Mustang verkocht zowel complete fietsen als fietskaders en onderdelen. De cliënten waren rijwielhandelaren en de zogenoemde zelf monterende groothandelaren. De twee vertegenwoordigers bezochten de fietsenmakers in de regio en leverden de fietsen, frames en onderdelen af. Een derde (zelfstandige) vertegenwoordiger reisde per trein het hele land door om fietskaders aan de zelf monterende grossiers te verkopen. Zij brachten vervolgens hun eigen merk aan op de fietsen. Framebouw voor andere bedrijven was een steeds belangrijker bedrijfsactiviteit geworden. Belangrijkste concurrenten van Mustang hierbij waren De Wilde uit Volendam en de Amsterdamse bedrijven Van Raam en Vrolijk De Groot. Mustang was in omvang de nummer 2 van Nederland. De concurrentiestrijd was fel. De framebouwers kwamen, in Amsterdam, diverse keren bij elkaar om prijsafspraken te maken, maar deze afspraken werden daarna vrijwel meteen weer geschonden.
In 1950 bestond de fabriek 40 jaar en dat werd op 10 oktober - samen met de bijna 50 man personeel en veel genodigden uit binnen- én buitenland - groots gevierd. In het begin van de jaren vijftig kwamen de fietsen met hulpmotor in gebruik en in de mode. Mustang antwoordde hierop met 50cc-hulpmotoren van Rex uit München met snaaraandrijving op Mustang-fietsen met een verzwaard frame te monteren. Na enkele jaren stopte Mustang echter met de gemotoriseerde tweewielers. Ook de octrooifiets werd rond deze tijd uit de productie genomen.
Begin jaren zestig kwamen de twee zonen van Roelf de Geeter, Harry en Henk, in het bedrijf. Ze kregen zeker geen voorkeursbehandeling! Ze moesten immers alle takken van het bedrijf leren kennen, incluis ook de smerige klusjes in de productie. In 1962 opende Mustang in de vroegere ijsfabriek een toonzaal. Deze was bedoeld om de rijwielhandelaren te tonen wat de Mustang rijwielfabriek in huis had. Het betekende echter het einde van de goede zakenrelatie die Mustang had met de handelaars. Ze verdachten ten onrechte Mustang van rechtstreekse verkoop aan particulieren en boycotten het bedrijf. De verkoop van complete fietsen aan winkels liep nu sterk terug.
In de jaren '60 werd veel gedaan om de bekendheid verder te vergoten, dat zowel richting de fietsenhandel als naar de particulieren. Dat gebeurde via advertenties, stands op beurzen en bij evenementen. Mustang reed ook mee in de reclame caravaan van de Ronde van Drenthe. Ook was Mustang enkele jaren sponsor van een jeugdwielerteam bij de Jeugdtour van Assen.

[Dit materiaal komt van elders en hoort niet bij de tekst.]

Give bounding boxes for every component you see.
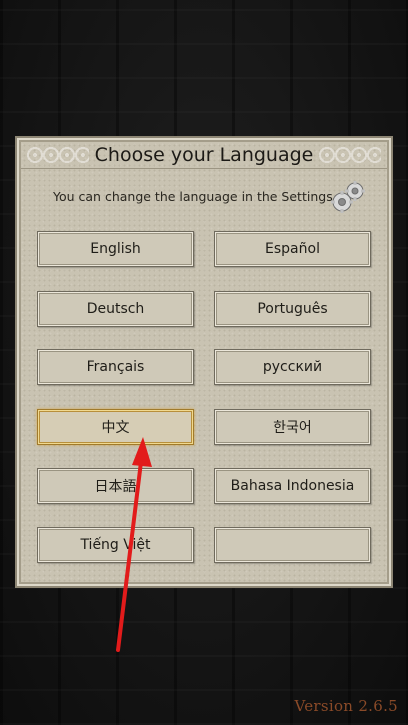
dialog-header: Choose your Language xyxy=(21,142,387,169)
language-button-vietnamese[interactable]: Tiếng Việt xyxy=(37,527,194,563)
language-button-russian[interactable]: русский xyxy=(214,349,371,385)
language-button-chinese[interactable]: 中文 xyxy=(37,409,194,445)
language-button-indonesian[interactable]: Bahasa Indonesia xyxy=(214,468,371,504)
language-button-spanish[interactable]: Español xyxy=(214,231,371,267)
language-button-japanese[interactable]: 日本語 xyxy=(37,468,194,504)
language-button-french[interactable]: Français xyxy=(37,349,194,385)
language-button-empty[interactable] xyxy=(214,527,371,563)
gears-icon xyxy=(331,181,365,213)
dialog-title: Choose your Language xyxy=(94,144,314,166)
language-button-portuguese[interactable]: Português xyxy=(214,291,371,327)
version-label: Version 2.6.5 xyxy=(294,697,398,715)
language-button-german[interactable]: Deutsch xyxy=(37,291,194,327)
language-dialog: Choose your Language You can change the … xyxy=(15,136,393,588)
language-button-korean[interactable]: 한국어 xyxy=(214,409,371,445)
settings-hint: You can change the language in the Setti… xyxy=(53,189,337,204)
language-button-english[interactable]: English xyxy=(37,231,194,267)
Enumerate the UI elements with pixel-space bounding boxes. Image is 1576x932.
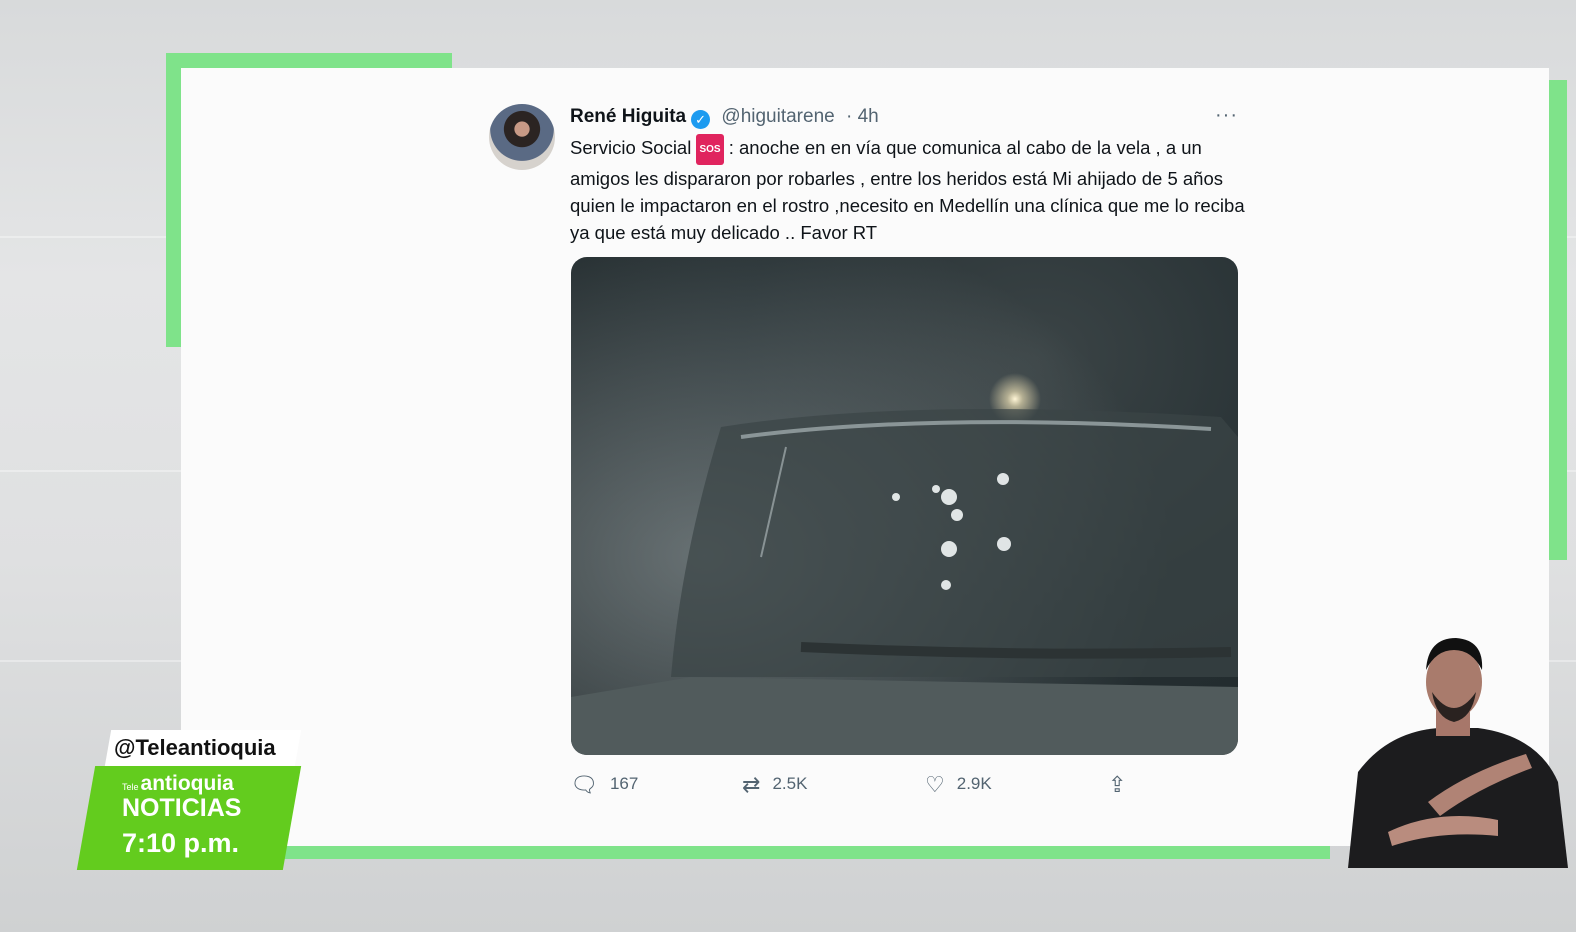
like-count: 2.9K [956, 774, 992, 793]
broadcast-ticker: @Teleantioquia Teleantioquia NOTICIAS 7:… [76, 730, 302, 870]
retweet-count: 2.5K [772, 774, 808, 793]
retweet-button[interactable]: ⇄ 2.5K [742, 772, 807, 798]
frame-accent-top [166, 53, 452, 69]
reply-button[interactable]: 🗨 167 [570, 772, 638, 798]
author-name[interactable]: René Higuita [570, 106, 686, 127]
author-handle[interactable]: @higuitarene [721, 106, 834, 127]
tweet-text-start: Servicio Social [570, 137, 692, 158]
tweet-photo[interactable] [571, 257, 1238, 755]
tweet-actions: 🗨 167 ⇄ 2.5K ♡ 2.9K ⇪ [570, 772, 1270, 802]
brand-prefix: Tele [122, 782, 139, 792]
tweet-header: René Higuita ✓ @higuitarene · 4h [570, 106, 879, 129]
heart-icon: ♡ [925, 772, 945, 797]
reply-count: 167 [609, 774, 639, 793]
share-icon: ⇪ [1108, 772, 1127, 797]
more-options-icon[interactable]: ··· [1215, 104, 1238, 127]
social-handle: @Teleantioquia [114, 735, 276, 760]
tweet-text: Servicio Social SOS : anoche en en vía q… [570, 134, 1250, 246]
windshield-photo-graphic [571, 257, 1238, 755]
sos-emoji: SOS [696, 134, 724, 165]
frame-accent-bottom [270, 845, 1330, 859]
like-button[interactable]: ♡ 2.9K [925, 772, 992, 798]
program-name: NOTICIAS [122, 794, 242, 822]
brand-name: antioquia [140, 772, 234, 795]
share-button[interactable]: ⇪ [1108, 772, 1138, 798]
broadcast-time: 7:10 p.m. [122, 828, 240, 858]
interpreter-figure [1348, 638, 1568, 868]
retweet-icon: ⇄ [742, 772, 761, 797]
verified-badge-icon: ✓ [691, 110, 711, 129]
speech-bubble-icon: 🗨 [570, 772, 598, 797]
frame-accent-right [1549, 80, 1567, 560]
tweet-time[interactable]: · 4h [846, 106, 879, 127]
channel-logo: Teleantioquia [122, 772, 234, 796]
frame-accent-left [166, 53, 182, 347]
sign-language-interpreter [1348, 632, 1568, 868]
avatar[interactable] [489, 104, 555, 170]
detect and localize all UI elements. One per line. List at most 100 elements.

Het CBR-kartel ( Centraal Bureau voor de Rijwielhandel): hield Mustang constant in de gaten en deelde herhaaldelijk boetes uit, bijvoorbeeld voor levering aan niet-kartelleden of voor een verkoop onder de door het kartel vastgestelde prijs. De werkwijze van het kartel was strijdig met Europese regelgeving, maar de Nederlandse overheid liet het al die jaren gebeuren. Zoals nagenoeg alle fietsenfabrikanten, grossiers en handelaars, was Mustang aangesloten bij de CBR. Dit kartel domineerde de hele Nederlandse rijwielbranche. Er werden bindende afspraken gemaakt over verkoopprijzen maar ook over wie wat mocht en wat niet. Framenummers moesten bijvoorbeeld worden geregistreerd, alle levering moesten precies worden bijgehouden en zaken doen met niet-CBR-leden was uit den boze. De heren De Geeter hebben altijd een gespannen relatie gehad met het CBR en ze legden de regels geregeld naast zich neer. In 1970 was voor Mustang de maat vol: de directie besloot na het zoveelste conflict uit het CBR te stappen. Deze stap betekende dat Mustang officieel niet meer mocht leveren aan CBR-leden én dat CBR-leden geen zaken mochten doen aan Mustang. Toch kwam Mustang eenvoudig aan de nodige onderdelen. Leveranciers wilden uiteraard nog steeds graag leveren en kwamen niet meer met hun eigen camions naar Assen, maar lieten de leverantie door een transportbedrijf doen. Ook de omzet had weinig te lijden onder de breuk met het CBR. De verkoop aan particulieren was inmiddels erg belangrijk en bleef sterk groeien.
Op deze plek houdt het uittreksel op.